Harriet Miers: No judicial opinions, but she has written about Bush’s dog
Reaching out to his office staff, George W. Bush has nominated one of them, old Texas pal Harriet Miers, to the Supreme Court.
I told you yesterday that Halloween was coming early this year. Once again, Bush is rewarding personal loyalty at the expense of the country. She has no record as a judge, but she has spent quite a bit of time helping Bush prepare for his speeches and overseeing the paperwork as his official secretary. I’m not knocking secretaries or secretarial work — but Miers is simply one of Bush’s aides. That’s it.
This is an instance of court cronyism unmatched since LBJ put pal Abe Fortas on the court in the ’60s and later tried unsuccessfully to make him Chief Justice of the United States.
Fortas, at least, had had a long history of involvement in social issues and key court cases, like Gideon v. Wainwright
In an interesting twist of SCOTUS history, Fortas was eventually forced off the court after he was linked to a scandalous financier, but Nixon replaced him with Harry Blackmun, who had been a judge — and who later went on to author Roe v. Wade.
How could anybody have foreseen that turn of events? And how could I have known yesterday, when I wrote about that cute little feller Barney, that the POTUS’s terrier would again come into play today as a legit part of a news story?
Turns out that although Miers has issued zero legal opinions, she has written about Barney. In August 2004, on the Bush regime’s interactive Ask the White House, Miers took to the keyboard to answer questions. Here was one of the exchanges:
Harriet Miers: The President throws the horseshoes to Barney, and Barney runs after them. Metal horseshoes are too heavy for Barney to lift, so he doesn’t carry them around. Instead he moves them around with his nose. He has figured out pretty quickly how to get under the horseshoe enough to flip it over. As you know, the President loves horsing around with Barney.
Bush described Miers this morning as someone who has “devoted her life to the rule of law.” What would he know about that?
For that matter, what would she know? Early in his term, Miers was the White House Staff Secretary, in charge of the paperwork that comes through the Oval Office. Just before the unjustified invasion of Iraq, she was performing her duties faithfully by helping Bush prepare his State of the Union speech.
When Bush put another crony, Alberto Gonzales, over at Justice to replace John Ashcroft, Miers became the White House counsel. That still doesn’t qualify her to be on the Supreme Court.

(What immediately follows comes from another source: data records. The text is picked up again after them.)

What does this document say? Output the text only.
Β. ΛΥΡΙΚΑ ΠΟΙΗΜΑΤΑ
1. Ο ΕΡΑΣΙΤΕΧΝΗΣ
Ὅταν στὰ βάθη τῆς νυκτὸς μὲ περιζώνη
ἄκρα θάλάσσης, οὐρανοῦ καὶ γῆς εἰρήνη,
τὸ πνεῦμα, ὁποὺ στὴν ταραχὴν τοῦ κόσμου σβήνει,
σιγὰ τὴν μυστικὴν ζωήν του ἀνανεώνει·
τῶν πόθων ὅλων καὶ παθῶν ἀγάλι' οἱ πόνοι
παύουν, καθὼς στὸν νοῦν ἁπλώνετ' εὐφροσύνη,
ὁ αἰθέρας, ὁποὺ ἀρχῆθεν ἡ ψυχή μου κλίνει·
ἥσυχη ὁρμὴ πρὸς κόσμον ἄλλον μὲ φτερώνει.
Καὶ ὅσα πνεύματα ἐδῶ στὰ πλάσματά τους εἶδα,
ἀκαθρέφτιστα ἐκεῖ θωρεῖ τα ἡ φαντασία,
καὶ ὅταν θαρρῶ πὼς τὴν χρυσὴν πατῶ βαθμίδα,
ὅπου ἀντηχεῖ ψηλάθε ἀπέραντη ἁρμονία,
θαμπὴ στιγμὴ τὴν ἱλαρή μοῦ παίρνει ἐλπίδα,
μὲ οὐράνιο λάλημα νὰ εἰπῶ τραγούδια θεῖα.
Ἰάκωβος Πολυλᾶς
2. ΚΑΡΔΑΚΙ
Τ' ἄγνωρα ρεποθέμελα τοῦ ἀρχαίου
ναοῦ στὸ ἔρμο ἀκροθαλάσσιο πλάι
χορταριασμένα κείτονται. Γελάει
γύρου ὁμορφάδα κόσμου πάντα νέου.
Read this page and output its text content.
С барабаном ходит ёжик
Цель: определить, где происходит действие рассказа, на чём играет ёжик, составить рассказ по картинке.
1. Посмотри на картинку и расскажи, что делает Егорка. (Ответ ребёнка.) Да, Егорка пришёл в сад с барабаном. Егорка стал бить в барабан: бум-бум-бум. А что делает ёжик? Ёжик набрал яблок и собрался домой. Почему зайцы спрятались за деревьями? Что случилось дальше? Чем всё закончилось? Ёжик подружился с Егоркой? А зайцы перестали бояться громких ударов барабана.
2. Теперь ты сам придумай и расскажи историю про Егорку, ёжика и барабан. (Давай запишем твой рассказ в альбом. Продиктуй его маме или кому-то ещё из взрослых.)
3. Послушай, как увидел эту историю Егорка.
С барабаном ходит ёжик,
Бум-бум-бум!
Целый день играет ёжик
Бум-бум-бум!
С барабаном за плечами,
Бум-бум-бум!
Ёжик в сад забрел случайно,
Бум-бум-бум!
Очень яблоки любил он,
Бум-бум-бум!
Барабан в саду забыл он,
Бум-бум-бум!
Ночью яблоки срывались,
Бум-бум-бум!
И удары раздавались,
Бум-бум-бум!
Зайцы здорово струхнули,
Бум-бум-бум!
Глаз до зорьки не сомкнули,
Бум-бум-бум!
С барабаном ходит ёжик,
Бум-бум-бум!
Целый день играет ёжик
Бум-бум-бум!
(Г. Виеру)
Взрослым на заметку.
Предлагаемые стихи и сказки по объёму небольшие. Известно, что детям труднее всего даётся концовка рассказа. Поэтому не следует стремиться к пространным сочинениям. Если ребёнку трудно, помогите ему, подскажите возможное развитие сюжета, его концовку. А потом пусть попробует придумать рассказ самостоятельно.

You’ll hear arguments that, well, Bill Rehnquist was never a judge before Nixon put him on the Supreme Court. Yeah, well, that proves my point. Rehnquist was just a lawyer and sleazy GOP operative in Phoenix before he traded his black hat for a black robe.
And there are degrees of cronyism. Rehnquist was the kind of lawyer who stopped blacks and Latinos from voting, as I’ve noted. At least in the case of LBJ’s court cronyism, the operative in question, Fortas, had actually worked to help marginalized people get legal representation when facing criminal charges.
Back to Miers: In Texas, she was a bigwig in the legal establishment, but not exactly a notable legal mind. Bush, however, did think enough of her that he made her chief of the Texas Lottery Commission.
Next thing you know, bingo!, she’s on the Supreme Court.